About 1.2 million bbl/d of China’s refining capacity was offline in May, up from 1 million bbl/d in April, according to Refinitiv analysts.

China’s crude arrivals are expected to reach 11-12 million bbl/d in the third quarter and refinery runs rise by 500,000 bbl/d from the second quarter, Mukesh Sahdev, senior vice president of Rystad Energy said.

The Chinese government has been ramping up scrutiny of the oil industry by imposing taxes on key blending fuels and investigating crude imports at state energy giants and independent refiners.

The tax policy is expected to hit demand of bitumen blend, mostly shipped from Malaysia, which analysts say is based on heavy crude from Venezuela and Iran.

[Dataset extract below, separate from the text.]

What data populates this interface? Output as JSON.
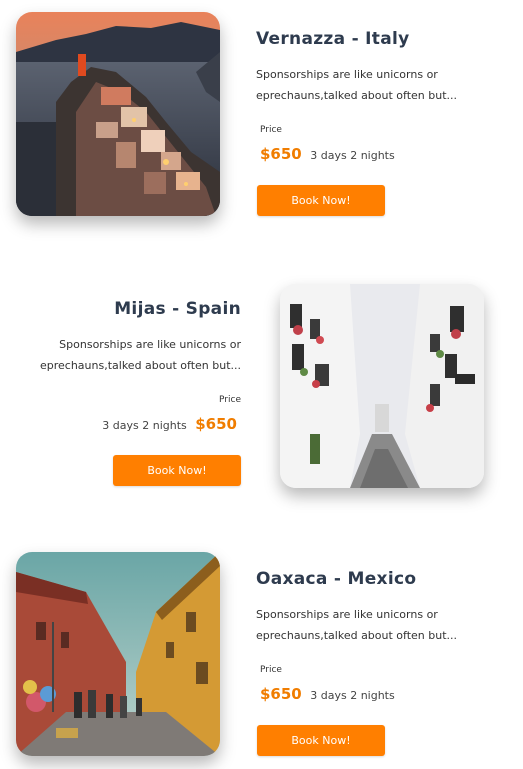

“Plugging the tax holes is supportive of the refinery runs and thus should lead to higher imports,” said Sahdev.

For refined oil products, customs data on June 7 also showed exports in May fell to 5.41 million tonnes from 6.82 million tonnes in April, but jumped 38.9% higher versus a year earlier.

Total natural gas imports, including LNG and piped gas, reached 10.32 million tonnes, up from 10.15 million tonnes in April and 7.84 million tonnes in May 2020.

Shiptracking data showed that China’s LNG imports hit more than 7 million tonnes in May, a record volume for the month, buoyed by robust industrial activity and power generation demand in southern China.